At 17-years-old, as her high school sweetheart battled leukemia, Naomi Cross developed a passion for the nursing field. Through countless appointments and tireless caregiving, Cross’ admiration for the nurses and their work grew.
“They treated me like I was part of the care team and I wanted to be just like them,” Cross said. “When Michael died, I vowed to become a nurse at the Johns Hopkins Hospital.”
Living up to her vow, Cross began her nursing journey at the University of Maryland and Baltimore County. She was working full-time, attending school and had recently become a mom. Her passion and eagerness for success drove her, but the commute to work and school while fulfilling roles in her family-life proved difficult. Her father-in-law was the first to suggest Central Wyoming College.
At first, Cross was unsure about CWC. Growing up in a military family, she moved a lot but spent most of her time in Maryland and Germany– nowhere near central Wyoming. Further, a 1,900-mile move seemed excessive, especially given the mass of nursing schools within a commutable distance of her home in Maryland.
Cross’ boss lit up when she mentioned CWC and encouraged her to attend. Her boss told her that CWC was known to have a great nursing program with an amazing pass rate on the NCLEX.
“I was astonished,” Cross said. Cross’ boss was familiar with the program because her cousin was a doctor at Lander Valley Hospital and raved about the nurses that came from CWC.
Cross ultimately decided to attend CWC after a conversation with nursing director, Stacey Stanek.
“I remember calling the CWC School of Nursing as a prospective student and Stacey was amazing. She was kind and caring and she took the time to answer all my questions,” Cross said. “This was key for me because I called many other schools who sent me to answering services and sent emails, but no one responded so quickly with invaluable one-on-one attention.”
Cross made the move in 2004 and graduated from CWC’s nursing program in 2008. In her time at CWC, she found the expertise and firsthand instruction of her professors indispensable.
“I remember learning that I had to completely commit to my nursing education and all of the staff at CWC were so supportive and encouraging. Nursing school was so tough and at times so exhausting, but those incredible women encouraged me every step of the way and I feel that I can never truly repay them,” Cross said.
Following CWC, Cross has become increasingly successful. Her first job post-graduation was a labor and delivery nurse at Lander Valley Hospital. A year later she and her husband returned to Maryland where Cross began work at Johns Hopkins Hospital as a labor and delivery nurse and eventually the perinatal bereavement coordinator.
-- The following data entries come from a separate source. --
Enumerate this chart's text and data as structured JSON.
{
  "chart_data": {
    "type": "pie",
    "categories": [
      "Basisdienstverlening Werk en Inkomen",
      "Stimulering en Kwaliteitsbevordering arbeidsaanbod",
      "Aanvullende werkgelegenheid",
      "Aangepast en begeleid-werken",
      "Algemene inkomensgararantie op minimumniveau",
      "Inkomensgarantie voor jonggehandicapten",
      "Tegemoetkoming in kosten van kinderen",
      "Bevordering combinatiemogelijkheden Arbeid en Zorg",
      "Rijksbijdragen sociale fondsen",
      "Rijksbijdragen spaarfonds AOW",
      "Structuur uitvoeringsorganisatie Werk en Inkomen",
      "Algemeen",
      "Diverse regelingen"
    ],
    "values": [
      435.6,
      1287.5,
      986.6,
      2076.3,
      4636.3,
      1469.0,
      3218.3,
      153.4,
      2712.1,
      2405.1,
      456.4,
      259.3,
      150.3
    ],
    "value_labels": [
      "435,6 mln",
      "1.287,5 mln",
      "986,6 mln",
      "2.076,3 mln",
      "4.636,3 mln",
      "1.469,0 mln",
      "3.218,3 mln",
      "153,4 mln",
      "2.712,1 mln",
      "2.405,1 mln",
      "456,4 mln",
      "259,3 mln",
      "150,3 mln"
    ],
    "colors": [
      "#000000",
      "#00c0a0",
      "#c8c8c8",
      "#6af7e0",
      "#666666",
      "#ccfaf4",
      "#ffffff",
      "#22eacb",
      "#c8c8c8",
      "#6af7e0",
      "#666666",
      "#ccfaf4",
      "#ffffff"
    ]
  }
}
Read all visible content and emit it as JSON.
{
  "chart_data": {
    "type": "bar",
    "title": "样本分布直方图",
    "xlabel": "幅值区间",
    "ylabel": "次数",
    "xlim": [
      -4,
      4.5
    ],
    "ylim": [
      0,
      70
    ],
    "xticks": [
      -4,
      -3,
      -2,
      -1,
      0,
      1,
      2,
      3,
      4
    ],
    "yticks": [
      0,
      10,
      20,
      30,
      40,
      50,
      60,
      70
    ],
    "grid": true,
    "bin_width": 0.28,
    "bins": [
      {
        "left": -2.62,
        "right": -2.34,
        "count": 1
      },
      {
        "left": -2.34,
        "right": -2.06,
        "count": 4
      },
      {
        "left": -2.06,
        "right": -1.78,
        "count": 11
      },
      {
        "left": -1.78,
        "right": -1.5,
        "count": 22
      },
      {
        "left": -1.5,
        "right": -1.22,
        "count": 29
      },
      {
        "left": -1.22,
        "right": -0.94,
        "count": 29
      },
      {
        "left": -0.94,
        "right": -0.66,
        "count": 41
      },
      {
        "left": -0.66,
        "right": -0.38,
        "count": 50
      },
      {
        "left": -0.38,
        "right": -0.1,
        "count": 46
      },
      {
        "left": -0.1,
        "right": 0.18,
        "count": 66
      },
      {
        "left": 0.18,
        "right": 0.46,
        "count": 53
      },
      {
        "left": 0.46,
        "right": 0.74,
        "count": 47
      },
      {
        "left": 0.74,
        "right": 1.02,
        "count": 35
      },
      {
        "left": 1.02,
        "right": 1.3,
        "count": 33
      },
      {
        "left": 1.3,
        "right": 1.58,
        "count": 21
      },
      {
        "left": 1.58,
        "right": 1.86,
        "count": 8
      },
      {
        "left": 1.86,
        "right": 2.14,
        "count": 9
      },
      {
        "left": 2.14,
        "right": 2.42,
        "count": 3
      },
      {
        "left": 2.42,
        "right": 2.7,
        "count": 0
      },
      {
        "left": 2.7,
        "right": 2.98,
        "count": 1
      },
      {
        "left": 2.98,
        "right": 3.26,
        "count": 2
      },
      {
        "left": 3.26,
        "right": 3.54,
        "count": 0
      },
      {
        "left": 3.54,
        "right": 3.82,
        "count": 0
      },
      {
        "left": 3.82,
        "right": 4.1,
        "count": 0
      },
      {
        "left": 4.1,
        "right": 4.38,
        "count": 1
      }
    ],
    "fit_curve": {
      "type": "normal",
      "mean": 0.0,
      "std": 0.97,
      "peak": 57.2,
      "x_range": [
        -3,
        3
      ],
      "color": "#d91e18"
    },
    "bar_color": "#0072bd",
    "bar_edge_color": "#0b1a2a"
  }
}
Cross gained recognition from the American Nurse Project for her work in perinatal bereavement education and was interviewed by NPR, The Katie Couric Show and the American Nurse Project documentary. Since the American Nurse Project, she has continued speaking on maternal care and her experiences as a Latina nurse.
“It has been so fulfilling to be a role model for minority students to help attain their dreams of being nurses,” Cross said.
During the whirlwind with the American Nurse Project, Cross continued her education and received her bachelor’s and master’s degree in Nursing Education from Notre Dame of Maryland University. She is currently pursuing her Ph.D.
For now, Cross is the senior clinical nurse coordinator for the Johns Hopkins Cystic Fibrosis program and is currently teaching maternal child health and caring science full-time at the School of Nursing Notre Dame of Maryland University; a long-standing goal in her life.
Naomi Cross followed her passions toward nursing school in 2004. Through hard work and dedication at CWC, she was able to build the foundations to achieve her greatest goals.